Биолог вплотную подошел к кроваткам и взял одну из ручонок. На ощупь легко определил контуры хрупких косточек. Но кожа и суставы растянулись устрашающим образом. Между плечевой и локтевой костями был лишь гибкий тяж.
Тогда Жоаким сблизил кроватки. Ручонки быстро отыскали друг друга и тесно переплелись между собой. Цепочка состоялась. И в тот же миг они обрели нормальный размер.
Все это время дети сладко спали. Жоаким, приставив палец к губам, увлек Марту в соседнее помещение.
– В сущности, – начал он, – я не вижу в этом ничего страшного. Вы же знаете об особенностях поведения близнецов. Они постоянно стремятся быть вместе, словно сожалея о потере былой, имевшей место до рождения, близости. Признаю, что с физиологической точки зрения все происходящее, несомненно, порождает проблему. Не могу понять, как это возможно – растягивать части тела до такой степени.

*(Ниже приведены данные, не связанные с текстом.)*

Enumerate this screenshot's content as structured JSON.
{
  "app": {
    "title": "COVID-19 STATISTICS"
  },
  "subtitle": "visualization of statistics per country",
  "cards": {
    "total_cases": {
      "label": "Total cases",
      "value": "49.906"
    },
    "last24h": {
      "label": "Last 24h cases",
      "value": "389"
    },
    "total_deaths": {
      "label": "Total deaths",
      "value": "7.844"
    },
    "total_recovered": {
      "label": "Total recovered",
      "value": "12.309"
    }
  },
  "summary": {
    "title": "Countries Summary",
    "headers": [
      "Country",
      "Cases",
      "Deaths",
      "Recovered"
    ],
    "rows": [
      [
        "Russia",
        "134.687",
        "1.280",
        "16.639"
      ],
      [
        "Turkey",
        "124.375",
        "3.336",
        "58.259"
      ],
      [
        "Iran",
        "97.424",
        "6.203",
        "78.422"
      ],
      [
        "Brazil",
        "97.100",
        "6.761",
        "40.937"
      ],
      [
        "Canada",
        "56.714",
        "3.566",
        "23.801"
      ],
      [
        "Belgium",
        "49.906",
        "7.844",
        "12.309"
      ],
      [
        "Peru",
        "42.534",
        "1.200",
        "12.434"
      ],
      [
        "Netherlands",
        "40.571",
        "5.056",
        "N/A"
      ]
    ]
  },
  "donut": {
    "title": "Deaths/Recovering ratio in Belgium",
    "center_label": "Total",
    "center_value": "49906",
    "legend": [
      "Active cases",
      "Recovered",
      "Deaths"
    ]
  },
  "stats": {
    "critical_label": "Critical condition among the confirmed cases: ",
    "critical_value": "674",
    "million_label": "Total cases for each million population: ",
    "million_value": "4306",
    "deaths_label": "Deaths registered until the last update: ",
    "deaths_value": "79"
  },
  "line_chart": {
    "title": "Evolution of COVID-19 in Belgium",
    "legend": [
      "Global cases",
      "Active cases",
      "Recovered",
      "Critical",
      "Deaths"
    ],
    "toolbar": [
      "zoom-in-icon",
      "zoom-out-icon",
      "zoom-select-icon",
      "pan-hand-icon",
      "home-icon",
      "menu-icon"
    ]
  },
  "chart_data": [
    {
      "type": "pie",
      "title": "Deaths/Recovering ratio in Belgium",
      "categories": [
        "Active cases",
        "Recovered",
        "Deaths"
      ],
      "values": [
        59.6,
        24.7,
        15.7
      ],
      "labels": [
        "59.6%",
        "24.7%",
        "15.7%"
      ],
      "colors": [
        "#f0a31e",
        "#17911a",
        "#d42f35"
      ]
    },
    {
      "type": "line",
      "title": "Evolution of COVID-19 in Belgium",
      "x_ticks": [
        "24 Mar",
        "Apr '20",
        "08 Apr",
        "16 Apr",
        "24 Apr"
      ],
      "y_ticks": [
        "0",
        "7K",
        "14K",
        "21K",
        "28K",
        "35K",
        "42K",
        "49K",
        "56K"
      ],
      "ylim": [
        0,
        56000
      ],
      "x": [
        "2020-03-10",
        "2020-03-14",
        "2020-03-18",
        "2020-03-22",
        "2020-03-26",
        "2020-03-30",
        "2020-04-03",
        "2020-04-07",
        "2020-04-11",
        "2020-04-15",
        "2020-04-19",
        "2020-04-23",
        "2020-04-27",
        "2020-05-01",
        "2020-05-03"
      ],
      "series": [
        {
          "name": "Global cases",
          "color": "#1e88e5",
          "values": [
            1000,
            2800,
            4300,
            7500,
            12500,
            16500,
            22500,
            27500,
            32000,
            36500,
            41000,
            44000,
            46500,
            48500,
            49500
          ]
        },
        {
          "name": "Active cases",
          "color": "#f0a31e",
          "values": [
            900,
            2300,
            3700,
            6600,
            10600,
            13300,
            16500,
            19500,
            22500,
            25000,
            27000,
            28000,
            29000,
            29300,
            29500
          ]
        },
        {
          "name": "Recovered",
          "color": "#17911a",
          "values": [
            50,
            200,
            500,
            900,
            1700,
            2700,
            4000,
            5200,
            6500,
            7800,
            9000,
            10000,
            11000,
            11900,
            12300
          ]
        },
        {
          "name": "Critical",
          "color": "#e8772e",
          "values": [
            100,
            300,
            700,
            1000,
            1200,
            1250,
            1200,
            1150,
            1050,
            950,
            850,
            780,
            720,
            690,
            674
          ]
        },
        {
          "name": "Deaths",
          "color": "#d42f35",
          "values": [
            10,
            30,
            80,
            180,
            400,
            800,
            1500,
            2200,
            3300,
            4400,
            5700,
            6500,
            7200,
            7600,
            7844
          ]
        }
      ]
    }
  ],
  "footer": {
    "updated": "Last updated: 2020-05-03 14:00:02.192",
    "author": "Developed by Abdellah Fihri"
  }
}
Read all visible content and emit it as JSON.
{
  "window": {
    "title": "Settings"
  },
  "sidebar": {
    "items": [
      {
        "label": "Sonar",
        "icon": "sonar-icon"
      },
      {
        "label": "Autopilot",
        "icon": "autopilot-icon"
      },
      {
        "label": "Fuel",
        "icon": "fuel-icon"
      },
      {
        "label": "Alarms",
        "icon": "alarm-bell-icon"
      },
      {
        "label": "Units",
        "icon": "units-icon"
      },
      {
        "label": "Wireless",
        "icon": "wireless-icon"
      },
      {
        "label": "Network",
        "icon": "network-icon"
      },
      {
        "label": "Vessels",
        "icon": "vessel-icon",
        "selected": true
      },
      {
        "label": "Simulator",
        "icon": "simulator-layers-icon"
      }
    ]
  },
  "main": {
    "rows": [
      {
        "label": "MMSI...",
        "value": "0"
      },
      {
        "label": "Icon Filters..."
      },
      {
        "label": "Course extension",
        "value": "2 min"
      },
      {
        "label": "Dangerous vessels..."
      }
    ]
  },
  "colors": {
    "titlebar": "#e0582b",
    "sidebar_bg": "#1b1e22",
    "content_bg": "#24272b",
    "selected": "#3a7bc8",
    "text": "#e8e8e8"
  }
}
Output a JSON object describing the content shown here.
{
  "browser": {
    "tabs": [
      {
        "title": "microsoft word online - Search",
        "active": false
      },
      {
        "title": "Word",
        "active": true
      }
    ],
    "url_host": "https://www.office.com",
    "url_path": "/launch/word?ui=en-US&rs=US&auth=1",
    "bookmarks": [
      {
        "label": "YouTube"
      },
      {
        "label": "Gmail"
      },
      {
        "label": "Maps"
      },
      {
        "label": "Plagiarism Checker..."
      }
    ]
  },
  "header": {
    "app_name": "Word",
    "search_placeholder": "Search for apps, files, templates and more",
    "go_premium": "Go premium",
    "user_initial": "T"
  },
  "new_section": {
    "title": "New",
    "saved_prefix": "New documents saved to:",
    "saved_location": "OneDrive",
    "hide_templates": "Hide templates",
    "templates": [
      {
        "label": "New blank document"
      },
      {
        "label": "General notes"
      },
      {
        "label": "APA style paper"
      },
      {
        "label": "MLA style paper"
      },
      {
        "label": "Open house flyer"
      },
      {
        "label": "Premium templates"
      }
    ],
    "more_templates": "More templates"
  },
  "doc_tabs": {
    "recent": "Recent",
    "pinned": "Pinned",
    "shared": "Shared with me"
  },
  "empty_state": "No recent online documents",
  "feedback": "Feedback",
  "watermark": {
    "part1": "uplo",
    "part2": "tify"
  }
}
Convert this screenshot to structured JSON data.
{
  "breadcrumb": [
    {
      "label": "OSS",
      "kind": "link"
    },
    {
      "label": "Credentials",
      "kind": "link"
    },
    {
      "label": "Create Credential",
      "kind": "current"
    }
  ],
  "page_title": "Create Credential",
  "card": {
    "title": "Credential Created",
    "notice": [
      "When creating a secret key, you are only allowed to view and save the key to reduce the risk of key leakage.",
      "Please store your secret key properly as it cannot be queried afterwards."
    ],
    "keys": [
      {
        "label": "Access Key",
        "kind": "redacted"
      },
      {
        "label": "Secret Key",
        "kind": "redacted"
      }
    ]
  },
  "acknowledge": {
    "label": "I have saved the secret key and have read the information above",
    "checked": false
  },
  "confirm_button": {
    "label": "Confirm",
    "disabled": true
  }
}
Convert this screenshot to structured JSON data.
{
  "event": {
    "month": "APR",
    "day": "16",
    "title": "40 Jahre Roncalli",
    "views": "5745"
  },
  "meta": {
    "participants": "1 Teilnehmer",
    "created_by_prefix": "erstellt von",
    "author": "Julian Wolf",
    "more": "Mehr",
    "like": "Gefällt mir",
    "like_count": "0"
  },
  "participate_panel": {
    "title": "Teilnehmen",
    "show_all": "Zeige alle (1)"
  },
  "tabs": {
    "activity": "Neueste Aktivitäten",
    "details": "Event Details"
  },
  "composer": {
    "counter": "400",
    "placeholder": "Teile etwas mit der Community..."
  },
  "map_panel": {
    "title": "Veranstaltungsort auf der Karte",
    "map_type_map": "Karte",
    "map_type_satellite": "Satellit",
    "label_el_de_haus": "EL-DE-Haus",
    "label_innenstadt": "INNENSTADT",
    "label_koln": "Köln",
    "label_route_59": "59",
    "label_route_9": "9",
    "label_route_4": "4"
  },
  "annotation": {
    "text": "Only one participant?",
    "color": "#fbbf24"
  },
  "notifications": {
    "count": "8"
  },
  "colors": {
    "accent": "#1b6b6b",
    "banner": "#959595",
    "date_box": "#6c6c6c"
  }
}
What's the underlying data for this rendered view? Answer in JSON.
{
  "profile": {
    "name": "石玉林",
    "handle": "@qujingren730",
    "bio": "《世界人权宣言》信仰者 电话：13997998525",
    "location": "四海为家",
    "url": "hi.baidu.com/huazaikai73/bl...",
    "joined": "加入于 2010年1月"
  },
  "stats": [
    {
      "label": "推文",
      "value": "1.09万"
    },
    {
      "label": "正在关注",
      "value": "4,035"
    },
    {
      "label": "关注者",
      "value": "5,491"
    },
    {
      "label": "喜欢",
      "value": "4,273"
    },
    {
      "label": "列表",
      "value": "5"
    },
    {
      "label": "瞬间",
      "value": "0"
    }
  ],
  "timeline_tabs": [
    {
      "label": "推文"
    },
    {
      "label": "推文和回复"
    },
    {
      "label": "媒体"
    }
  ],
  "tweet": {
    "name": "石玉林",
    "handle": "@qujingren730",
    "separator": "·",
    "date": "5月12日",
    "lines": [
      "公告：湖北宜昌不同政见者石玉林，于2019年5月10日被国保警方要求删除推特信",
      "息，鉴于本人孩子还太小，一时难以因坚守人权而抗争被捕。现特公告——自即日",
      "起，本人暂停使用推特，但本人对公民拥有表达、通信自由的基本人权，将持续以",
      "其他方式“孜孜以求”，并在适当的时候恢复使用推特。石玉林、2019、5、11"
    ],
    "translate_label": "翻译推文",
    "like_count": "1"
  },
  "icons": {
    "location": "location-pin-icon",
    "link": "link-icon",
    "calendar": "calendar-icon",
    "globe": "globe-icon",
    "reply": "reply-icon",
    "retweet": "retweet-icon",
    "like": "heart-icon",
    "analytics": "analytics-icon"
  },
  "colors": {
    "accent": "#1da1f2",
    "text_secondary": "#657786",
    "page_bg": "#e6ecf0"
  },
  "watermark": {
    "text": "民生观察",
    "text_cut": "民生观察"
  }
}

– Нет, – решительно прервала его Марта. – Не пытайтесь успокоить меня столь примитивным способом. В этих детях есть что-то ненормальное, и вы это прекрасно знаете. Ладно, оставим пока в стороне ту сцену, что вы только что наблюдали. Налицо кое-что посущественней.
– И что же это такое?
– Их развитие. Прошло всего три месяца со дня появления на свет этих близняшек, а они выглядят как годовалые. Ко всему прочему ещё и разговаривают.
– Они говорят? Интересно, о чем же?
– О! Ничего существенного, болтают всякий детский вздор. Например, просят кушать. Представляете – в трехмесячном-то возрасте!
Жоаким нахмурился. Он проклинал себя за то, что не уделил большего внимания первым аномалиям, проявившимся на стадии утробного плода. Потому что, в конце концов, уже с самого начала все пошло не совсем так, как полагалось бы. Уж слишком быстро они сформировались тогда в младенцев.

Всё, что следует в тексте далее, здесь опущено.